I also sent my best friend of fifty years a subscription for her birthday. A Deep Bow to you all
I worked with Aina for 6 years from 1996-2002 while at Orion. I’m sad to learn of her passing but thankful for the flood of memories. I was lucky to sit in on the Orion editorial meetings during that time and watch Aina work her subtle magic. She was one of the most poised and thoughtful people I’ve had the privilege of knowing. Such a light touch and such authority of being. In Orion, among other things, she’s leaving a beautiful legacy. Sending love to all her close friends and family.
She edited my first three features for Orion. Talking on the phone, bouncing emails back and forth, I became quite fond of her, and I suspect she felt the same. She brough out the best in my work.
I had not heard of Orion before Aina contacted me in 1986, asking if I would consider writing an an essay about how children experience nature in cities. As it happened, I was at MIT that year, and my family was living in Boston, so I had a cityscape to draw on and an eight-year-old inquisitive son to roam around with. With gracious guidance from Aina, I wrote about those rambles in what became “Tokens of Mystery,” the first of some two dozen pieces, mostly essays, that I would eventually contribute to this vital, irreplaceable magazine. In all my dealings with Aina, she radiated intelligence, high spirits, and concern for others. She was a kind soul, through and through. I cherish her memory, and I celebrate her work in that founding generation at Orion, alongside the work of George Russell, Marion Gilliam, and Chris Nye. Visionaries, all of them.
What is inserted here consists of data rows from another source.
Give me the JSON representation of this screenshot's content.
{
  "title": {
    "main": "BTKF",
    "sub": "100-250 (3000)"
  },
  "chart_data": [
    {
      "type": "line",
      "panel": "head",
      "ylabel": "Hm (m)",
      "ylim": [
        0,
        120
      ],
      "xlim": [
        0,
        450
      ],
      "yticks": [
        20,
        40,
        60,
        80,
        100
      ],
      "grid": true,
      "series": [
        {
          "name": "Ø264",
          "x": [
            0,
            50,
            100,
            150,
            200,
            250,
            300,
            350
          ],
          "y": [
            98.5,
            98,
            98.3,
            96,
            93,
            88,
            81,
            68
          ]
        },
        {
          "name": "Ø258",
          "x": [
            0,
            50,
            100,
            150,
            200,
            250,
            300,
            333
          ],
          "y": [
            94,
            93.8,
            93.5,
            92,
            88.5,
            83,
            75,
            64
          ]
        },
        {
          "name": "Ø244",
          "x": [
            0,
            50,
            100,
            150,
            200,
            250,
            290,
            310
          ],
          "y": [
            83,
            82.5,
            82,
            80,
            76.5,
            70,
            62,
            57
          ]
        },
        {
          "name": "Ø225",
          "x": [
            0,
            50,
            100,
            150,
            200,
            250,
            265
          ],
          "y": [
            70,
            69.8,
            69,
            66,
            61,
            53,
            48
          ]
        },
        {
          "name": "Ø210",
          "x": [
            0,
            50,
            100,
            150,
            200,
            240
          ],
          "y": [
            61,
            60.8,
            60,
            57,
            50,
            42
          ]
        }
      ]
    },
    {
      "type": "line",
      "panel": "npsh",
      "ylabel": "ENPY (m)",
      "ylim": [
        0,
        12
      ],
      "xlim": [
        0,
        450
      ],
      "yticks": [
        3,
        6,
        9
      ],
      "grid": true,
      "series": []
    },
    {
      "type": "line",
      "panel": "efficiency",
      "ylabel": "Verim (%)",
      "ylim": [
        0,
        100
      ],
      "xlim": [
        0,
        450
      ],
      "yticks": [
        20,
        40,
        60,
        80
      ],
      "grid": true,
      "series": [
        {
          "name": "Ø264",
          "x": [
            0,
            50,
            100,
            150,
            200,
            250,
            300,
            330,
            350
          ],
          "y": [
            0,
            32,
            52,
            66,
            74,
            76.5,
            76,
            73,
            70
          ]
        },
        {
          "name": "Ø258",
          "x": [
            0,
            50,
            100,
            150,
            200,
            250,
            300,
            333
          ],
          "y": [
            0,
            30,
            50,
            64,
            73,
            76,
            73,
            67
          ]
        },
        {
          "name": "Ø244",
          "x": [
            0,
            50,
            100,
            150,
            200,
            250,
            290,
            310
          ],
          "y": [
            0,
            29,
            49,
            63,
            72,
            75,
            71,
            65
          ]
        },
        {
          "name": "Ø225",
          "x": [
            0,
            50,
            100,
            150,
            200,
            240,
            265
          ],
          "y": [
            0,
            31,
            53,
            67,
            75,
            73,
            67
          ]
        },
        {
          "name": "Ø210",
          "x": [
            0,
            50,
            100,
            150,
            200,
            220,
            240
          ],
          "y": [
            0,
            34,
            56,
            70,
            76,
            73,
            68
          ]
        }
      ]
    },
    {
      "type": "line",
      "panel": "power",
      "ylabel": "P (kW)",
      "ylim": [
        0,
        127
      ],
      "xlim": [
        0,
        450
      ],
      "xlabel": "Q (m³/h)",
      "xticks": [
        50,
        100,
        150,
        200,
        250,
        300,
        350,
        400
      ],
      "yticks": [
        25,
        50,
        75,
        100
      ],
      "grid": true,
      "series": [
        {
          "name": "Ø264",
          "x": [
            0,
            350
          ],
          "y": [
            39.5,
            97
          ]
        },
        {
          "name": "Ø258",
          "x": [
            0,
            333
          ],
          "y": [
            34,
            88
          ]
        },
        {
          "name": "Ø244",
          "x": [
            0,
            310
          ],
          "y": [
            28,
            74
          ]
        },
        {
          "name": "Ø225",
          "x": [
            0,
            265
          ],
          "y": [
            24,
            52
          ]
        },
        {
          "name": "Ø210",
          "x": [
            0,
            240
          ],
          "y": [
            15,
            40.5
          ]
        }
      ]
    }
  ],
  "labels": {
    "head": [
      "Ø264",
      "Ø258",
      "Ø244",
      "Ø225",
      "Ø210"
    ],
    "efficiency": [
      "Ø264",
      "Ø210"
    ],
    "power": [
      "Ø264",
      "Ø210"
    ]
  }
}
Aina nurtured me as an editorial intern and assistant from 2003-2005. I remember attending Orion editorial board meetings, with Peter Sauer’s dog under the table, orders of sandwiches, and cover image debates. Aina would listen intently, hands folded on the table as they are here, in the photo you shared of her, eyes intently and softly following language around the room. While everyone was voicing their advocacy, making counter arguments, or facilitating discussion of what makes an environmental magazine, Aina would listen. Once there was little left to say, Aina would speak, integrating the vastly different perspectives into easy alignment, gathering together all of the pieces we insisted were separate, like a wild bouquet, and eloquently bringing us all down to earth. There are so many moments in my professional and personal life where I remind myself of Aina’s quiet, distilling power, its momentum and direction, as a call to listen, and to add when it is summative to do so. She lent me her trust, which I hadn’t earned, to venture bravely into words, ideas, and worlds with patience. It was as if she knew the future and found that her role was to help bring it alive. I feel shaped by her like a river shapes its banks, slowly and forever.
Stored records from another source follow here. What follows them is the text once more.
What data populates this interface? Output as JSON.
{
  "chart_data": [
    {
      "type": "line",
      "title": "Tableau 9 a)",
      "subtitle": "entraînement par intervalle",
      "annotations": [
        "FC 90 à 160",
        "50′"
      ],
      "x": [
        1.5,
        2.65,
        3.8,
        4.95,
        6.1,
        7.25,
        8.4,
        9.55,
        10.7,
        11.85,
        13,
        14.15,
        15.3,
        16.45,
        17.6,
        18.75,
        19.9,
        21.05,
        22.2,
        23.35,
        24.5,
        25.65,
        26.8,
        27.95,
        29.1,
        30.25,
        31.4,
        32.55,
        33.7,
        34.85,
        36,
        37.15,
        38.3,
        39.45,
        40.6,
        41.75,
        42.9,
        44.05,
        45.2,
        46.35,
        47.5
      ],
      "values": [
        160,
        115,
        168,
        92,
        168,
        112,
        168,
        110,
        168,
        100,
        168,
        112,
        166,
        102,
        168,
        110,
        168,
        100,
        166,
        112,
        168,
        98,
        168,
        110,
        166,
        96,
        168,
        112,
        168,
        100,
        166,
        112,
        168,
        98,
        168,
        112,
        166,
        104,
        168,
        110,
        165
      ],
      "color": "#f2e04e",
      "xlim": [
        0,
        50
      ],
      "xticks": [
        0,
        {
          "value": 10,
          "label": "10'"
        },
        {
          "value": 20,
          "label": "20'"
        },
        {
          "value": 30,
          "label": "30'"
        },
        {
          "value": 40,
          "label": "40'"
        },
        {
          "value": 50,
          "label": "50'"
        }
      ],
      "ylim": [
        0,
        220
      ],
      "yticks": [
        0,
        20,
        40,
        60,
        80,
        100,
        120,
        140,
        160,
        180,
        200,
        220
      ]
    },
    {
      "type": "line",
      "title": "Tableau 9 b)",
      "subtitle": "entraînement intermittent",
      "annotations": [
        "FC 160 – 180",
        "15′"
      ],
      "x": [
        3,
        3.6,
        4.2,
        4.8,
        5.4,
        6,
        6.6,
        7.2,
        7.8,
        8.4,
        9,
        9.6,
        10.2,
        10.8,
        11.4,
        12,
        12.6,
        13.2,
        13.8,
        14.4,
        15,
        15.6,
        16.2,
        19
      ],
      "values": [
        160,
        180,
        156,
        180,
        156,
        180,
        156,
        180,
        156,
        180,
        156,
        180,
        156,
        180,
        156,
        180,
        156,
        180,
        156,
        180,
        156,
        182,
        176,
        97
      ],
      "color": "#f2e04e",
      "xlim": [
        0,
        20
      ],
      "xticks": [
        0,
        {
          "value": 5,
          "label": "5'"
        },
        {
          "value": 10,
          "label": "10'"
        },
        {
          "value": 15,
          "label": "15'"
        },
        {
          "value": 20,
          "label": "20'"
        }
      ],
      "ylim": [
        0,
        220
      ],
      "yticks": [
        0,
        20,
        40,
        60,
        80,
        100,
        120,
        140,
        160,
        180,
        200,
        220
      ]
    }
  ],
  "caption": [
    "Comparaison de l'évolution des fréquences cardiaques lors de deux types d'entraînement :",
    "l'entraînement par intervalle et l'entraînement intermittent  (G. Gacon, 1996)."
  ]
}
Very sorry to learn of Aina’s passing. Aina’s grace — as a woman, as an editor — is certainly her legacy. I had the good fortune to know her and work with her in the late 1980s when I worked at Conservation International and the organization had an association with Orion. No editor since has offered more incisive or supportive guidance to my own writing. I will miss Aina.
I was thrilled to have the opportunity to write an article for Orion in the late 90s. Aina was my editor which meant she poured herself into helping me to write a decent piece. I remember her attentiveness, thoughtfulness and persistence. As we saw in the Jewish tradition, ‘May her memory be a blessing.’